Jessy Trémoulière last night became the first French recipient of the World Rugby Women’s 15s Player of the Year award, having helped Les Bleues win the Six Nations Grand Slam.
She received the award ahead of four other nominees in France team-mates Gaëlle Hermet, Safi N’Diaye and Pauline Bourdon and New Zealand captain Fiao’o Faamausili.
Due to injury she missed all of France's November internationals, including their win over New Zealand.
Trémoulière said: "Last year was frustrating because I was injured and I felt I was missing something to be at the top of my game, but I had this feeling that I wanted to be the best player in the world and now it is a reality and it is just fabulous. So many people have supported me over the years and I want to thank all of them."

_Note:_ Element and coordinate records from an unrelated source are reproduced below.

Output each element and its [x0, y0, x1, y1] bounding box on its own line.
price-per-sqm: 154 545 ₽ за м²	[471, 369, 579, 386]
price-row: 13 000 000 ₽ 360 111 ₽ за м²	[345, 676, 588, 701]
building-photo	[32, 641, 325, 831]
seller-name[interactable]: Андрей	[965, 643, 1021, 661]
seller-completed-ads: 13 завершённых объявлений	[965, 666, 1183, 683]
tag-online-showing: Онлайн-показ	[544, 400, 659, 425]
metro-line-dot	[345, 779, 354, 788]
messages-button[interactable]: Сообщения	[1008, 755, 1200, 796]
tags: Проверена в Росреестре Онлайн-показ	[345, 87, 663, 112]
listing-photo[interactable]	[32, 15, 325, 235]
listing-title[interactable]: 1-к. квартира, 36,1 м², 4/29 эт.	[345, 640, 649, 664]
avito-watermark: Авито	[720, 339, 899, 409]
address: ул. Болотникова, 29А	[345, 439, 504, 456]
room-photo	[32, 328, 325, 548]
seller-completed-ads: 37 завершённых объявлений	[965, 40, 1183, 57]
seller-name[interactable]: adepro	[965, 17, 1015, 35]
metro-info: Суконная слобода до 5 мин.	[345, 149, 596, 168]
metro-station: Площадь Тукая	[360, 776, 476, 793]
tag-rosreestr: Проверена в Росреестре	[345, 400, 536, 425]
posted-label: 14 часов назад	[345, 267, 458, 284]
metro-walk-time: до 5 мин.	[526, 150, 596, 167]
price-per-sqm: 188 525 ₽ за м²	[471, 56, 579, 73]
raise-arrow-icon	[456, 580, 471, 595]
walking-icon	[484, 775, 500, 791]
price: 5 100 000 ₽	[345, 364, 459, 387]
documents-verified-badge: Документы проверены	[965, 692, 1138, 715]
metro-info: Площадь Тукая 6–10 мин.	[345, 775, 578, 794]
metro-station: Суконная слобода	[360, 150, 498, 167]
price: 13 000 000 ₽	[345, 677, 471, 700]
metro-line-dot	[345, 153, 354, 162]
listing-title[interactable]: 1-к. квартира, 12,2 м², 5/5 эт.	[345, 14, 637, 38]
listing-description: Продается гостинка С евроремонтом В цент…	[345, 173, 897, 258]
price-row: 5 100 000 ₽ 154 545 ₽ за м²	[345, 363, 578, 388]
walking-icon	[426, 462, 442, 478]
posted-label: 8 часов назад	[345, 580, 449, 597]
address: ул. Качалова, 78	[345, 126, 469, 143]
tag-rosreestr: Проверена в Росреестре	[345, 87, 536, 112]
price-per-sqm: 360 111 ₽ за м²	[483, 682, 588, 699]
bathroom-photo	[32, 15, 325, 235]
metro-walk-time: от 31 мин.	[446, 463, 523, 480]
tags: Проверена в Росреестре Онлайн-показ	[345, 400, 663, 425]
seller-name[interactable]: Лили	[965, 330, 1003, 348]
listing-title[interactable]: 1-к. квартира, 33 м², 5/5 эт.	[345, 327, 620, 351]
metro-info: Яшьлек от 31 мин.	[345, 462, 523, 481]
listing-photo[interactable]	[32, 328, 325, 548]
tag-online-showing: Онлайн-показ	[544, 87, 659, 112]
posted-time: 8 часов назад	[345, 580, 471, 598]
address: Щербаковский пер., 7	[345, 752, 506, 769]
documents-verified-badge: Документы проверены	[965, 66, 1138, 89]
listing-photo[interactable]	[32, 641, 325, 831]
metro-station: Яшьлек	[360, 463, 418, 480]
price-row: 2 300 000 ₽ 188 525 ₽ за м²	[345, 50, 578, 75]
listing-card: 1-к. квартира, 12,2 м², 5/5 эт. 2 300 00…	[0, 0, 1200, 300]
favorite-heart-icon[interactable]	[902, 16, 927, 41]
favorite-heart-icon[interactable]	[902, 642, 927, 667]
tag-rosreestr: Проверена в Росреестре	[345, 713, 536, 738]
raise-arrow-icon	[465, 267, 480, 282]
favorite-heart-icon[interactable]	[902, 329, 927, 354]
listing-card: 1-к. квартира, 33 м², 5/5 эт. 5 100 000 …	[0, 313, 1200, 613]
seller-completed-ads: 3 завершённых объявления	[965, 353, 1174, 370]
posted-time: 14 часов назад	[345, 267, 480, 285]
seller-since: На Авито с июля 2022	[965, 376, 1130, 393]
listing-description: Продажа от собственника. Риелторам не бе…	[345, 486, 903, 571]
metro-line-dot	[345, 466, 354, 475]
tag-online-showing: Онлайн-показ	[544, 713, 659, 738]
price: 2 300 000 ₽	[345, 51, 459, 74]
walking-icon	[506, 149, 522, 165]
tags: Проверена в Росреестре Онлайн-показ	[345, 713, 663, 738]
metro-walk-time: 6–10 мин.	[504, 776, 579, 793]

The 26 year-old, who grew up on a farm in the Auvergne, has been playing rugby for barely 10 years. Jessy was originally a very promising football player before a friend persuaded her to accompany her to a rugby try-out event at a local school. She was immediately signed up by her local club, and within two years had been selected for her country at U20 and 7s. In 2011 she made her test debut, and immediately solved France's perennial goal-kicking problem with three penalites and a conversion against England in the 2011 autumn internationals, kicks that were instrumental in a French win by 16-15.
Despite that initial success Jessy at first found it difficult to maintain a place in the starting XV of the French team. Caroline Ladagnous had a firm grip on the number 15 shirt, and an attempt by then coach Christian Galloner to turn Jessy into a fly-half had mixed results, with Jessy being surprisingly dropped after one game against Wales, despite scoring a brace of tries, allegedly due to her keeping the ball herself and not passing enough to team mates. Only after Ladagnous was switched to sevens after the 2014 World Cup did Jessy finally find a more permanent starting spot in the French test team, though she too found success at sevens after a last minute call-up for the Olympics.
The combination of being a first choice player, looked up to as a veteran by younger players joining the squad, allied to her sevens experience developed her confidence and ability. With the new coaching team allowing Jessy to play her natural game she had a magnificent Six Nations - she was out player of the tournament - and thoroughly deserved the award
New Zealand's Michaela Blyde was voted the sevens player of the year for the second successive year.